Monday, July 27, 2009

The rejuvenation effort to watch

When I heard Dick Rivera had been named CEO of Real Mex Restaurants, I shrugged and figured, A job’s a job. He’d already diamond-studded his reputation by leading such big-name brands as Red Lobster, T.G.I. Friday’s and Longhorn Steakhouse. So what if he was stepping back now to what anyone in the business would regard as second-tier concepts? He’d help such relics as Acapulco and El Torito play a little Bingo in the home for aged restaurant chains.

Then Rivera tapped Lowell Petrie to lead Real Mex’s marketing efforts. It’d be like the Mississippi Mud Hens putting Derek Jeter in as shortstop, after slotting Ivan Rodriguez as the clean-up batter. Petrie has earned mountains of respect in similar roles at concepts large and small, from Denny’s to his most recent employer, the much-watched Daphne’s Greek fast-casual chain.

Then came the announcement that Craig Miller, a longtime casual-dining leader, and Jeff Campbell, perhaps foodservice’s biggest marquee name during the 1980s, had been appointed to Real Mex’s board.

And along the way, Rivera lined up $130 million in debt financing.

Suddenly, what sounded like a reshoot of “Going in Style” was emerging as the story to follow. Indeed, it may be the most intriguing situation in all of foodservice right now, with more drama and audacity than the saga of Starbucks. Wisdom, financing, talent, determination and old but extremely well-known brands, all blended into a comeback effort that would make Lance Armstrong look as if he was back on training wheels. This is one for the Harvard Business Review.
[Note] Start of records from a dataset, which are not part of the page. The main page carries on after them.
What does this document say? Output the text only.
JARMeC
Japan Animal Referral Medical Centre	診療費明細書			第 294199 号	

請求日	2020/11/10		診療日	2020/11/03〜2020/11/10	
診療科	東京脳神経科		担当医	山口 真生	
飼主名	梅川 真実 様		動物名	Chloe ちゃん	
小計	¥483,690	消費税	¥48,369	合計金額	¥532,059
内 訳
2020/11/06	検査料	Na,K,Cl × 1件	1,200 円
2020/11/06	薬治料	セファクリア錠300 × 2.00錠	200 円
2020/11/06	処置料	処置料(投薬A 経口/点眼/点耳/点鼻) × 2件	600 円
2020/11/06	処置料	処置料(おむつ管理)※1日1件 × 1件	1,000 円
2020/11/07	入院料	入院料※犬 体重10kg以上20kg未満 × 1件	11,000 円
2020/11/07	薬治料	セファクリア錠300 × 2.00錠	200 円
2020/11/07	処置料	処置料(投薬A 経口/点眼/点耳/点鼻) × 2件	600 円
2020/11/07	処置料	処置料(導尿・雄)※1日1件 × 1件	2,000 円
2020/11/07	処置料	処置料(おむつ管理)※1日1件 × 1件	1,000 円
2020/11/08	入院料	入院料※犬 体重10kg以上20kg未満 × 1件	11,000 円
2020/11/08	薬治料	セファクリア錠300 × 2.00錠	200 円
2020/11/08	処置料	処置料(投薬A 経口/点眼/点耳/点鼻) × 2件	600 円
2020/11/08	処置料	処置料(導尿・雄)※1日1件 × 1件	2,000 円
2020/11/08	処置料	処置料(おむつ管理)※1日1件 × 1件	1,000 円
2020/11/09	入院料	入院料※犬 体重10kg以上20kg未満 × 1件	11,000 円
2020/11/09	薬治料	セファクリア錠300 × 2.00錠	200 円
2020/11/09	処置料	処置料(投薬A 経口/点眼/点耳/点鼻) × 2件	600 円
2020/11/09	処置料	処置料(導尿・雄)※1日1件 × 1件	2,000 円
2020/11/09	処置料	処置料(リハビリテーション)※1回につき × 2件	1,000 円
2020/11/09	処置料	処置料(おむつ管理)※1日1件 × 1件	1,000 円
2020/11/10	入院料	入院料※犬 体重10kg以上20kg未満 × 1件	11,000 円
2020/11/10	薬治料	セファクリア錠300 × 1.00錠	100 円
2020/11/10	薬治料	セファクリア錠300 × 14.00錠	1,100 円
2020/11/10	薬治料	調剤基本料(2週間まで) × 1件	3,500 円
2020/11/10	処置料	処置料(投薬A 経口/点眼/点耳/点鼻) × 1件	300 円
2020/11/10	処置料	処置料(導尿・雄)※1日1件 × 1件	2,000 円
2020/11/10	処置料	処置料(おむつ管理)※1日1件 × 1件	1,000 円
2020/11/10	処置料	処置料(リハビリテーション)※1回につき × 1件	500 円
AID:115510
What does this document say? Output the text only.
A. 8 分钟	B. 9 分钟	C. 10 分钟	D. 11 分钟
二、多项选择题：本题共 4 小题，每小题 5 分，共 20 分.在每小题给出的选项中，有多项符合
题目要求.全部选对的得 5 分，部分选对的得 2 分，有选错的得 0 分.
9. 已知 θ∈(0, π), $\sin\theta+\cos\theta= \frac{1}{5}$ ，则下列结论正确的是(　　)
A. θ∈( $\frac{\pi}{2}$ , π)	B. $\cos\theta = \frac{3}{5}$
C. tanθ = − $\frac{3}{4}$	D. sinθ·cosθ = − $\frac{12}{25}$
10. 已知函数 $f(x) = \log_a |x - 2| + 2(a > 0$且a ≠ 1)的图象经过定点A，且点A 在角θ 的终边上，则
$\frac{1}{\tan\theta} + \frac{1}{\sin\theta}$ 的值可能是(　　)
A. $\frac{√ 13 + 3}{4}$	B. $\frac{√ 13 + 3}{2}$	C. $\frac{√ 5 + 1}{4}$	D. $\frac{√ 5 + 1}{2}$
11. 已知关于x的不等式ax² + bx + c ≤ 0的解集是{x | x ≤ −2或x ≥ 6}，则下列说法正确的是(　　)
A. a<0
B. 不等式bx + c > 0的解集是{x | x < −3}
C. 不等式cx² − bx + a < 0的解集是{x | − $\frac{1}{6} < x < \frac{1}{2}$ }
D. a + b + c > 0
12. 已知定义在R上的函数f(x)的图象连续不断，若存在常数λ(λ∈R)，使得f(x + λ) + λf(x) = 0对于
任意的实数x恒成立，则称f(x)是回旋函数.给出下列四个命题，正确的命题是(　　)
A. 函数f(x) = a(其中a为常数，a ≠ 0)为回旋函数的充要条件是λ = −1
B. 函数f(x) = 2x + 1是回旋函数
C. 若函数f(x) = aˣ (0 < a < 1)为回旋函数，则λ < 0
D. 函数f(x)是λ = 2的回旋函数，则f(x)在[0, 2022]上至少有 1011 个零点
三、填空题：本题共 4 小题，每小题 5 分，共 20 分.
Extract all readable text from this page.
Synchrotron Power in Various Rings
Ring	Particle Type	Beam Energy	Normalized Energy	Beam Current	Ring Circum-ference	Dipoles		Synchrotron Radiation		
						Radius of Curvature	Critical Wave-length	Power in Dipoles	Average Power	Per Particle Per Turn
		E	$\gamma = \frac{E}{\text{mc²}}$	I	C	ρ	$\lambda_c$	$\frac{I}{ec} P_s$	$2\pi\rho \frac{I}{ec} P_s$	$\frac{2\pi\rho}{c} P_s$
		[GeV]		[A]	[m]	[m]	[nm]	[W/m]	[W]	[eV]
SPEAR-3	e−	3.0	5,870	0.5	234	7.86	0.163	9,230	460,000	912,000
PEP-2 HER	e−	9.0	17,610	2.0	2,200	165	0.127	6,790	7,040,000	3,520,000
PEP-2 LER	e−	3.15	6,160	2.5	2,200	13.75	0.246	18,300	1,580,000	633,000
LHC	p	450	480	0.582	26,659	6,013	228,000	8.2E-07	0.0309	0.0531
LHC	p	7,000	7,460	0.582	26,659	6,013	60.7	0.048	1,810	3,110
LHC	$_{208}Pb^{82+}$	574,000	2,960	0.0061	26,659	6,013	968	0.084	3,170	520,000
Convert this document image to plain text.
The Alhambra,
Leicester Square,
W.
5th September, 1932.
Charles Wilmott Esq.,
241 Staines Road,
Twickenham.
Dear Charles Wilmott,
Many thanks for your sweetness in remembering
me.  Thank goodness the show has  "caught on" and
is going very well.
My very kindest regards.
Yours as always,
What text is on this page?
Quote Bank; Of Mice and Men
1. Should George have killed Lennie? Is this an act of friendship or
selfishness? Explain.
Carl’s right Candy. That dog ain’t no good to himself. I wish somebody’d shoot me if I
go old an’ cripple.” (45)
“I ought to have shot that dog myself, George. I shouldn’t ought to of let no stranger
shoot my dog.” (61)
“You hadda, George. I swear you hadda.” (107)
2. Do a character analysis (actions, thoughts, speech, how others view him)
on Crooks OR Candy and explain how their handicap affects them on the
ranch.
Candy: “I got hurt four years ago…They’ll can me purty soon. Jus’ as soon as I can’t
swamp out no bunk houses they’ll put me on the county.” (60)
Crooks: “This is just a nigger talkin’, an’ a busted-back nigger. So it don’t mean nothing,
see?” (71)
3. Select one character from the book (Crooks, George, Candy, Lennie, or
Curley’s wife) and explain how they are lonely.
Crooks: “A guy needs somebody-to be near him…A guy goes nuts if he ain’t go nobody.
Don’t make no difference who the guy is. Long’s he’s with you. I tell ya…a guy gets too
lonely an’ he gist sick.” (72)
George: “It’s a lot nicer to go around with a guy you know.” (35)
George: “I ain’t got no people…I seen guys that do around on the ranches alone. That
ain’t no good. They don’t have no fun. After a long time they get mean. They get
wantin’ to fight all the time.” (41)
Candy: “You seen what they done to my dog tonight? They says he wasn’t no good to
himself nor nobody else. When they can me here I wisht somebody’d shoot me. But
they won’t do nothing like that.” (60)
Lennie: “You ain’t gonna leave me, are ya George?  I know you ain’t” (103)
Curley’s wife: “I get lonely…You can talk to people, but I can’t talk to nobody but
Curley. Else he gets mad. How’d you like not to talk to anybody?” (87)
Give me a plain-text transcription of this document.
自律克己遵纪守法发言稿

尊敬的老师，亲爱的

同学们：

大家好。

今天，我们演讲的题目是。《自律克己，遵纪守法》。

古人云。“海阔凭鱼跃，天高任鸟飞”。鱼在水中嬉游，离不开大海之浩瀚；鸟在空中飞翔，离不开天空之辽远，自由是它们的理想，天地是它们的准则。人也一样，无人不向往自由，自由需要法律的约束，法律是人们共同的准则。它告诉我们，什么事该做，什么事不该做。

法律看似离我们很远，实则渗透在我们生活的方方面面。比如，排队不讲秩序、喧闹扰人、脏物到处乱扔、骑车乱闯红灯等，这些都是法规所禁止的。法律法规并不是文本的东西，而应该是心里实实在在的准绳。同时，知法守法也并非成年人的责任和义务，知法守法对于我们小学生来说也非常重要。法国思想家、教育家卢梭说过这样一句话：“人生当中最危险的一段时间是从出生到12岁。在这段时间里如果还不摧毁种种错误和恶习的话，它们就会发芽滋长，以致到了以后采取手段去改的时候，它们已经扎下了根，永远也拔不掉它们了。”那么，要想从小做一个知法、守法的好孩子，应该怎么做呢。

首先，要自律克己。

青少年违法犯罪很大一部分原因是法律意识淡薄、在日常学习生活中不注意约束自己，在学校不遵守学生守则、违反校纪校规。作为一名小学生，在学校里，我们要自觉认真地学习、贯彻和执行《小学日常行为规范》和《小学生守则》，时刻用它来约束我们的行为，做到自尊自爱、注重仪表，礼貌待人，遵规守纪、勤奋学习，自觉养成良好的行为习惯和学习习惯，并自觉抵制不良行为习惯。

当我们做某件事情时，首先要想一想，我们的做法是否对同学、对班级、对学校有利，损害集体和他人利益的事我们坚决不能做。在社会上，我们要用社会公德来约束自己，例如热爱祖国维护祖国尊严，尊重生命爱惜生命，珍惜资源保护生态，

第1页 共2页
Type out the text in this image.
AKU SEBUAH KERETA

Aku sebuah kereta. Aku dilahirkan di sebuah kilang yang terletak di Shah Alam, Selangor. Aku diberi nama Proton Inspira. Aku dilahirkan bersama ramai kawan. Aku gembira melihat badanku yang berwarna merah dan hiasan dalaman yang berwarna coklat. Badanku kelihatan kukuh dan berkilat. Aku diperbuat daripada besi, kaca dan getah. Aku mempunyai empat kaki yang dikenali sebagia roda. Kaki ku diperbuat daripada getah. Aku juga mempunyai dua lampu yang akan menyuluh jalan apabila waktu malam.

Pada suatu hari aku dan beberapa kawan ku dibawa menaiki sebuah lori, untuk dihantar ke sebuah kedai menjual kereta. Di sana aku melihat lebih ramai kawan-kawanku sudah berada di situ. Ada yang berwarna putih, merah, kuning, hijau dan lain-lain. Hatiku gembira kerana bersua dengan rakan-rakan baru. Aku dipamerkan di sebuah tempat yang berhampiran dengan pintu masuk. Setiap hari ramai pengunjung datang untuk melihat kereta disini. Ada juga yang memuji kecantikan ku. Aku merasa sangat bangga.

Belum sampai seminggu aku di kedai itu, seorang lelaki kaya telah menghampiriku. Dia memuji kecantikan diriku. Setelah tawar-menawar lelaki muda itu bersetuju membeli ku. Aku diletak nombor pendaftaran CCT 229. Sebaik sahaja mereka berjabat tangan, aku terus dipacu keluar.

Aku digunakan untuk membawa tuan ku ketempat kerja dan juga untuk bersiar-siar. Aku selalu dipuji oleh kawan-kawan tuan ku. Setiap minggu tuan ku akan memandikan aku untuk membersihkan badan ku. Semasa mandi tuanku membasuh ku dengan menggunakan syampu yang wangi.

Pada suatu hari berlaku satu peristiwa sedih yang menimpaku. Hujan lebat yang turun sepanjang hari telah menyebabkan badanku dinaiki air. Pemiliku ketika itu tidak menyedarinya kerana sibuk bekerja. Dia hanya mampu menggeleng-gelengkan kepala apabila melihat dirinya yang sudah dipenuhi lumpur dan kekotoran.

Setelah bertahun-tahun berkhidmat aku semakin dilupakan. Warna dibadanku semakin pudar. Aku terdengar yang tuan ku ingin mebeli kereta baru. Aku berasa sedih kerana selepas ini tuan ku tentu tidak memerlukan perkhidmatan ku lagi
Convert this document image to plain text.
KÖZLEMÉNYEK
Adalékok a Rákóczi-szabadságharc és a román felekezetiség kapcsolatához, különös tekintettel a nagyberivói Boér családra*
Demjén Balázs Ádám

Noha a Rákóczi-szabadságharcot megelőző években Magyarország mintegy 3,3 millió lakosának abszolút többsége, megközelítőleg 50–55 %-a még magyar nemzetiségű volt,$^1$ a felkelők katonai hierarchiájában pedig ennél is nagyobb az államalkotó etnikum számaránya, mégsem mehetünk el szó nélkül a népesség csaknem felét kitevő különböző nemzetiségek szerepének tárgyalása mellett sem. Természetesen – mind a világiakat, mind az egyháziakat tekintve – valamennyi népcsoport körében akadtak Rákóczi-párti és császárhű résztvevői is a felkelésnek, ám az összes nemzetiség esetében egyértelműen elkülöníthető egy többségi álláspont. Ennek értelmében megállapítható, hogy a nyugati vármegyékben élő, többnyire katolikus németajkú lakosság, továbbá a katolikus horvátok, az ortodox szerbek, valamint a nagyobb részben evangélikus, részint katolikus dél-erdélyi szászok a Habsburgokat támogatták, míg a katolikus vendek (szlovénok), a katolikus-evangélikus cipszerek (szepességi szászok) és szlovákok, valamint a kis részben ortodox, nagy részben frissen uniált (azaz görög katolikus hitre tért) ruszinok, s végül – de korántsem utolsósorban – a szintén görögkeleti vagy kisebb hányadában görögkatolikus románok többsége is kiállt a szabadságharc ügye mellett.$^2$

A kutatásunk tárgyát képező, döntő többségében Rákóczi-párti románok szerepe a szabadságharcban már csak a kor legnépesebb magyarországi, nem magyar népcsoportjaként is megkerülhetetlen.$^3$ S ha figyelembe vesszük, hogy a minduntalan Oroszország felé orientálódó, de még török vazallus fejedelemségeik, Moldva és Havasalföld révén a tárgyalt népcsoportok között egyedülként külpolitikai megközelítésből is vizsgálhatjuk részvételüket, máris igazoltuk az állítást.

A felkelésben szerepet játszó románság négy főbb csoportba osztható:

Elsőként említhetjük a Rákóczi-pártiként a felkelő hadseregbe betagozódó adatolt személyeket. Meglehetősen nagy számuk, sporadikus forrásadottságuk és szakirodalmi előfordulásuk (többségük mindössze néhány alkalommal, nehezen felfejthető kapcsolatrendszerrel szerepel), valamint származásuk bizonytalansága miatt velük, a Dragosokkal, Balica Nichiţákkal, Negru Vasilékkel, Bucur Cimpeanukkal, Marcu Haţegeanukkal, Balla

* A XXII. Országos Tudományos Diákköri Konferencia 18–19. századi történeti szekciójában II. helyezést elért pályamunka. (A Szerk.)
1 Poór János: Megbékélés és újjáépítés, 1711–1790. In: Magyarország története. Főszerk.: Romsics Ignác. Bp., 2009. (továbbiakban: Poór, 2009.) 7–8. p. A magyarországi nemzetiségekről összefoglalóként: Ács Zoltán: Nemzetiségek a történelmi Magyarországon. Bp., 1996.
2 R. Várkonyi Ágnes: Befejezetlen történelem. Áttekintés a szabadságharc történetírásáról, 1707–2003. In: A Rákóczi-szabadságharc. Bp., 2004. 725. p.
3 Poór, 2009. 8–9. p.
Of course, there’s no guarantee of a happy outcome. As one close observer put it, Real Mex’s concepts come with plenty of baggage. El Torito can boast of being the granddaddy of Mexican dining in the U.S. But that’s like touting a Walkman in the age of the iPod. Freshness, novelty and perceived authenticity are what seemingly pull consumers to today’s Tex-Mex outlets. Can Real Mex promise real Mex?

Then again, it has a gem in Chevys, a brand that touted freshness while Steve Ells was still toying with the idea of a Mexican concept that could offer food with integrity. Long before Chipotle Mexican Grill, it was boasting that it used nothing canned or frozen, and entertained guests by cranking out fresh tortillas on a signature machine visible from the dining room. In short, it was fresh before fresh was cool. With only 68 restaurants in operation, it has plenty of room to grow.

Real Mex also has a few youngsters in its nine-brand, 189-restaurant fold. It opened a concept called Sinigual last fall in New York City, for instance. There’s also what’s now a single-outlet concept in Laguna Beach, Calif., called Las Brisas.

In any case, it’ll be interesting to track the turnaround efforts of Rivera and his team—a line-up that presumably hasn’t yet been completely drafted. That alone will be something to watch, given the talent available and how many all-star acquaintances the current recruits enjoy.

It’s also a buyer’s market for top-grade development sites, or even acquisition candidates.

Clearly this’ll be no checkers game at Shady Acres Retirement Village.

2 comments:

ChristianZ said...

There's lots of categories of Mexican food. Not every sit-down Mexican restaurant that isn't a fast food joint or a little hole-in-the-wall joint is "Tex-Mex." It actually has to be influenced by Texan food to qualify as Tex-Mex.

http://ocmexfood.blogspot.com/

Orrick Nepomuceno said...

Great post Peter! This is definitely an interesting change of the guard. With still slumping sales, can even this crew understand what consumers really want?